8. Compensation & Expenses

Company will pay the Developer the fees set out in Annex A. Expenses must be pre-approved in writing by the Company. Payments are subject to any applicable taxes and payment terms in Annex A.

9. Confidentiality

Each party will keep Confidential Information secret and use it only for the purposes of this Agreement. Confidential Information may be disclosed only to those employees, contractors, or advisors who need to know and who are bound by confidentiality obligations at least as protective as those herein.

10. Warranties & Representations

  • Developer represents that the Deliverables will be original, free of third-party claims, and will not infringe any third party's IP rights.
  • Developer warrants that it will perform the Services with reasonable skill and care in accordance with industry standards.

11. Indemnity

Developer will indemnify and hold Company harmless from any losses, damages, liabilities, costs or expenses (including reasonable attorneys' fees) arising from claims that the Deliverables infringe third-party intellectual property rights or from Developer's breach of this Agreement.

12. Limitation of Liability

Except for liability resulting from gross negligence, willful misconduct, or Developer's breach of its IP or confidentiality obligations, neither party will be liable to the other for consequential, incidental, special, or punitive damages. The parties' aggregate liability will be limited to the total fees paid under this Agreement in the 12 months preceding the claim.

13. Term & Termination

This Agreement will continue until the Services are completed or until terminated as provided herein. Either party may terminate for material breach if the breach is not cured within 30 days after written notice. On termination, Developer will promptly return all Project Resources and Company Confidential Information.

14. Data Protection

Where Developer processes personal data on behalf of Company, the parties will comply with applicable data protection laws. Developer will implement appropriate technical and organizational measures to protect personal data.

15. Non-Solicitation

During the term of this Agreement and for 12 months following its end, Developer will not solicit or hire Company employees or contractors without Company's prior written consent.

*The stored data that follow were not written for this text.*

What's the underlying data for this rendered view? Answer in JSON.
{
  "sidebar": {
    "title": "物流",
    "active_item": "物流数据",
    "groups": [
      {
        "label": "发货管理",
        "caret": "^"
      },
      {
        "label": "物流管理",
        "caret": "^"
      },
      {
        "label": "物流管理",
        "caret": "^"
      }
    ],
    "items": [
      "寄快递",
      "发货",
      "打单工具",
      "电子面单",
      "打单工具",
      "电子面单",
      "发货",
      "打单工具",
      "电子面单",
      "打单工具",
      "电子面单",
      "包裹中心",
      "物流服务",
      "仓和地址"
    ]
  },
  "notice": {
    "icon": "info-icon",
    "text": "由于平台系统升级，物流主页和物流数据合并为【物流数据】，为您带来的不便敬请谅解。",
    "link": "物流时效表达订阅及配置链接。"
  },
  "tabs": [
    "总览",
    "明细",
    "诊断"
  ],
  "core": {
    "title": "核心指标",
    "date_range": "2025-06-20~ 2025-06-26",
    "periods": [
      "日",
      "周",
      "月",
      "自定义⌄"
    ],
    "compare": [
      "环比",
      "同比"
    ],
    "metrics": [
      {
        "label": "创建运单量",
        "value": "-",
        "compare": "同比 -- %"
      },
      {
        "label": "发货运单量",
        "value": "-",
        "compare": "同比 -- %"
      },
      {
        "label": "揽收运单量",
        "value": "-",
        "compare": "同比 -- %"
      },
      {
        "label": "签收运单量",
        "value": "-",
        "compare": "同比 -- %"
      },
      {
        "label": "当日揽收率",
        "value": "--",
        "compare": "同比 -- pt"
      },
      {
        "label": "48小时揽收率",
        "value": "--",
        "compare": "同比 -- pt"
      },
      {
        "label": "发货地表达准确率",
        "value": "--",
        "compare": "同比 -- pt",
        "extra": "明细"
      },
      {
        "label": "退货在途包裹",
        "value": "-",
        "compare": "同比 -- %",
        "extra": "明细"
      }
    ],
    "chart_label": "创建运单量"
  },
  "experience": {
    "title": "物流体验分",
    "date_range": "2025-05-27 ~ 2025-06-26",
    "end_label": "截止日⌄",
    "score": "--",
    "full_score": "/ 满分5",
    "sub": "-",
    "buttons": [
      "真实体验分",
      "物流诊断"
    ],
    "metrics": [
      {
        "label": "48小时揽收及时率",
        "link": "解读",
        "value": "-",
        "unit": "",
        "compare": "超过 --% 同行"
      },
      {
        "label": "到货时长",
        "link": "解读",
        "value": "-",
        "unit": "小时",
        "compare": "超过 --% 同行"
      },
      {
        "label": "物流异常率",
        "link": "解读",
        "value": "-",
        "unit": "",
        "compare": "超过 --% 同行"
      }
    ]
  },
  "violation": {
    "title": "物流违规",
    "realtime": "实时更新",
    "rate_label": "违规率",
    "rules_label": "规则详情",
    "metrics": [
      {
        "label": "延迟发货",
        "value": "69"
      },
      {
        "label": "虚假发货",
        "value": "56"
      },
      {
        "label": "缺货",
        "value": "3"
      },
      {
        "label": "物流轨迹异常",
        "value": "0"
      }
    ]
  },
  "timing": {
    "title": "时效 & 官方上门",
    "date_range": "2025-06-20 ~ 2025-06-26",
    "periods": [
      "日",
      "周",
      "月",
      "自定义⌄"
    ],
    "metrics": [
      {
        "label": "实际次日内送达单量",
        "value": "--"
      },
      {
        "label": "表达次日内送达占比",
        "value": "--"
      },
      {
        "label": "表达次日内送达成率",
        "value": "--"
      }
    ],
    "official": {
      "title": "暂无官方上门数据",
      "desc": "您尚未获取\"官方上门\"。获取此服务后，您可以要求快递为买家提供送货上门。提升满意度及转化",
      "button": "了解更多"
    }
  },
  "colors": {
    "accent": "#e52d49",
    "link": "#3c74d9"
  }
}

16. Governing Law & Dispute Resolution

This Agreement will be governed by the laws of [jurisdiction]. The parties will attempt to resolve disputes in good faith; unresolved disputes will be finally settled by arbitration in [venue] or the courts of [jurisdiction], as elected by Company.

17. Miscellaneous

  • This Agreement constitutes the entire agreement between the parties with respect to its subject matter.
  • Any amendments must be in writing and signed by both parties.
  • Neither party may assign this Agreement except with prior written consent of the other party, except that Company may assign to an affiliate or purchaser of substantially all of its business.

18. Signatures

IN WITNESS WHEREOF, the parties have executed this Agreement on the dates below.

HireChampion

By: ____________________________

Name: __________________________

Title: ___________________________

Date: ___________________________

Developer

By: ____________________________

Name: __________________________

Title: ___________________________

Date: ___________________________

Annex A — Project Deliverables & Payment

Describe the project, milestones, deliverables, acceptance criteria, timelines, and payment schedule here. Example:

  • Milestone 1 — Requirements & design: due [date] — fee [amount]
  • Milestone 2 — Implementation & unit tests: due [date] — fee [amount]
  • Milestone 3 — UAT & handover: due [date] — fee [amount]

Annex B — Project Resources (examples)

List project resources that the Developer will be granted access to; be explicit about scope and credentials lifecycle. Example:

  • Git repository: git@github.com:hirechampion/project-repo.git (read/write for the duration)
  • Cloud environment: AWS account/project [identifier] (scoped IAM role with limited permissions)
  • Design files: Figma project [link] (view/comment/edit as agreed)
  • Test data and datasets: [location and data handling restrictions]

Note: This document is a template and does not constitute legal advice. Please have it reviewed and adapted by your legal counsel to match your jurisdiction and specific commercial terms.